Good answer from Lee
If your wife is really Bi and looking for a meet let her put an add on her own and then develope from that
from experiance we kinow this is mostly the man's fetish
A lot has been said about your profile and the things you want and need appose to what you will get just remember one thing you are a coupe and you are looking for a girl to join you, single guys are easy and a dime a dozen and they can look after themselves while single ladies cannot and if they meet up with somebody they need to feel safe and having a phone chat and drinks afterwards is not going to give her the security she needs to feel safe and comfortable with you guys remember we live in a cruel world and nothing is safe and sacred any more.

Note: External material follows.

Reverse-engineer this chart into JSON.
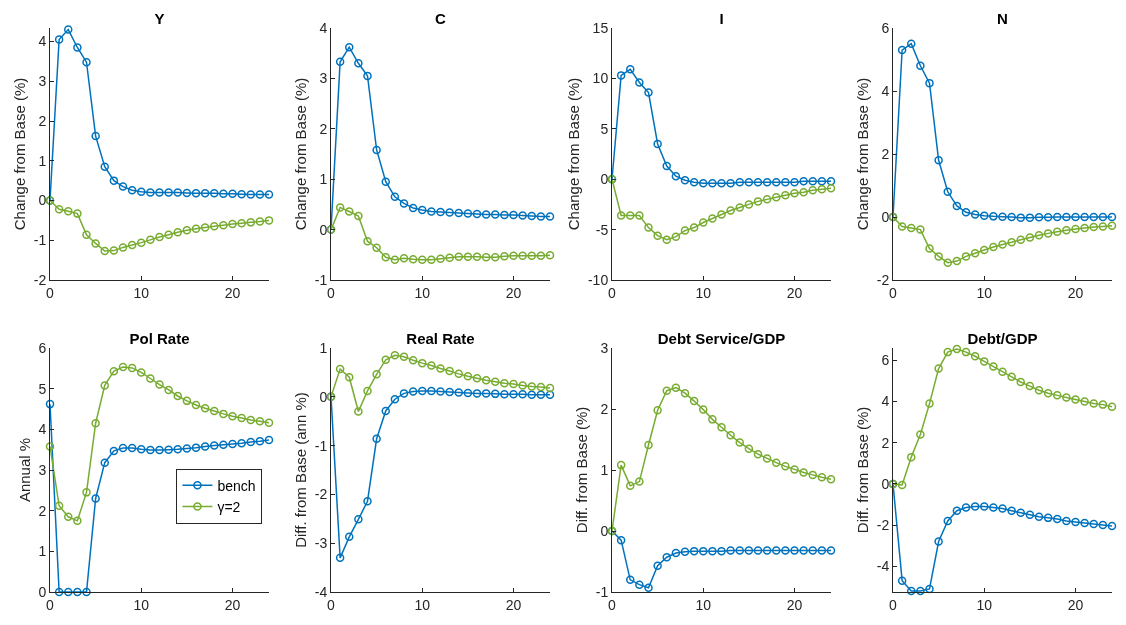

Secondly come on man get rid of those pics on your profile really,part of meeting new people is a bit of advertising show some flesh get some naughty pics post them we all do the same its no shame especially the pick that looks like you are wearing a nappy if you don't want to expose your privates fine but at least get into a jockey or a G string or something, all you can see from the Mrs is her bum and something that can hurt someone ,don't get me wrong I am not saying you must show your dick or your wife's privates but show your body's so people can see and drool over it.
And lastly a suggestion speak to the wife and meet some couples with Bi ladies trust me its much easier go into soft swinging to start your fantasy with, trust me it will start out as soft swinging but if the mood is right the ladies will take it from there and contrary to some believe most of us are gentlemen and will not touch your wive if you or her does not consent to it but we will still have a fabulous time watching the ladies. Then people will start to know you you will get credentials and single ladies will hear it and before you know it you are having fun with all the ladies you and your wive can handle
Just my take on this
Ps and please don't take anything I said personally you asked and we reply sometimes things are said that you don't want to hear but unfortunately must hear for thing to get better
Lol, im the only unicorn on this topic. It's so funny the way, we are being described lol. Like a rare wildlife species. How to lure us in and what to feed us hahaha. Sorry it's funny.